The Convalescent Read online

Page 17


  “Some homeless guy,” he says. “He reeks. Check out that sweatshirt.”

  “Don’t give him anything.”

  Mister Bis appears from out back and sees me in front of the Subdivisionists. He darts over to the meat section, politically inching himself between us. He looks at the businessmen. “I will be with you gentlemen in a moment,” he says, and then turns to me. “Go on up to the counter, Mister Pfliegman, and Missus Bis will ring you up.”

  I give the owner of the G&P a stricken look. He doesn’t realize what he’s done. Not until he sees my face. He said the word out loud: Pfliegman.

  The bruised Subdivisionist looks at me with fresh vitality. His eyes darken. “Hey now,” he says. “Wait a second,” and reaches over to grab my arm, but Mister Bis steps in front of him. He whistles at Missus Bis. His wife flies over and shuttles me quickly towards the door as Mister Bis plants himself in front of the Subdivisionists, blocking the aisle. He begins barking at them about the demise of the American business ethic with his own unique and distinguishable élan:

  “Chickenshits!” he cries. “You’re all a bunch of chickenshits!”

  The Subdivisionists point in my direction, shouting angrily at Mister Bis. They push him a little, sending him crashing into the meat display.

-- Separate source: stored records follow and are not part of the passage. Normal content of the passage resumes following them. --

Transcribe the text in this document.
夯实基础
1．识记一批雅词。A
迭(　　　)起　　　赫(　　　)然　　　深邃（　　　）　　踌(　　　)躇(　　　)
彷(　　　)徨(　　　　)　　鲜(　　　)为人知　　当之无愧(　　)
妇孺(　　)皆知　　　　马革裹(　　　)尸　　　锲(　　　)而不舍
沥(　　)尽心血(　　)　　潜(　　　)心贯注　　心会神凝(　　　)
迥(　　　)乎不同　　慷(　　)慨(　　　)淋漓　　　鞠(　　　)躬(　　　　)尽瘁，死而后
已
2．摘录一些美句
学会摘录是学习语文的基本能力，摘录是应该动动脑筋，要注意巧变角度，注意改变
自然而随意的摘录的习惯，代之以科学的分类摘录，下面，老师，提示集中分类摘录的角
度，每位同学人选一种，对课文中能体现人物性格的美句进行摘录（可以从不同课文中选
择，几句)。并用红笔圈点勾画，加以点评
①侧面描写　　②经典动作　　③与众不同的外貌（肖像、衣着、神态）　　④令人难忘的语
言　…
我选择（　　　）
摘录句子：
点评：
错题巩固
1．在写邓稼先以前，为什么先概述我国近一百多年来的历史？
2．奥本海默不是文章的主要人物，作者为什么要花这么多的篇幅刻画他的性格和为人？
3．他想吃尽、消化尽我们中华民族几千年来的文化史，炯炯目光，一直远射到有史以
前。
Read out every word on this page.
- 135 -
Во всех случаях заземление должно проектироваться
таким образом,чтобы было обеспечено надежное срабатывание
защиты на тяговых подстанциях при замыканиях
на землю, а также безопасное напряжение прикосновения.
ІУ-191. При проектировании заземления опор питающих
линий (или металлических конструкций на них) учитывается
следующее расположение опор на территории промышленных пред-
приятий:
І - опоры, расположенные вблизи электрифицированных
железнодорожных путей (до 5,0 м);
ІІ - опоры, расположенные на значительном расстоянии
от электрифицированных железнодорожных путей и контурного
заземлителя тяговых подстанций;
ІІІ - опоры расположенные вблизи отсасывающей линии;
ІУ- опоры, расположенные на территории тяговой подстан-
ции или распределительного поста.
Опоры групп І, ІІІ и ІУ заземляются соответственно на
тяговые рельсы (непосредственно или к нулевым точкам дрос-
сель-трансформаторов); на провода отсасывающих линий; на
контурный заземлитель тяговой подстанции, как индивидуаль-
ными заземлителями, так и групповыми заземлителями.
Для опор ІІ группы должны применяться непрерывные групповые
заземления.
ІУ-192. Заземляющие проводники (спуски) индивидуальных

  In a leap, Richie clears the pharmaceuticals counter. He tackles one of them, and bites him on the shoulder, hard—

  “The police!” they cry. “We’re calling the police!”

  Missus Bis ushers me through the door and shoos me down sidewalk. “Go on!” she says. “Go and hide!”

  I hustle quickly down the rows of empty storefronts. But there really is no need for Rovar Ákos Pfliegman to hide. He’s been hiding from the world even from before the day that Ján and Janka crashed into that bent telephone pole. Most people do not live out of a bus in a field. Most do not bathe in a river and shit in a bucket. Most do not keep their eyes closed so tightly in the mornings that they get dizzying, fiery headaches, but headaches they would rather have than watch the diamond-shaped crack in the ceiling. Most do not possess a general fear of exposure; instead, most people awake in the mornings and pour themselves a bowl of breakfast cereal and get in their cars and drive to work. Which is fine. He has nothing against cars. He has nothing against cereal. But it’s safe to say that he’s been hiding from the world ever since the day that Grandfather Ákos packed his bags in the light of the hallway and walked out the front door of the farmhouse. Ever since he climbed up the three stairs of his school bus and started the engine.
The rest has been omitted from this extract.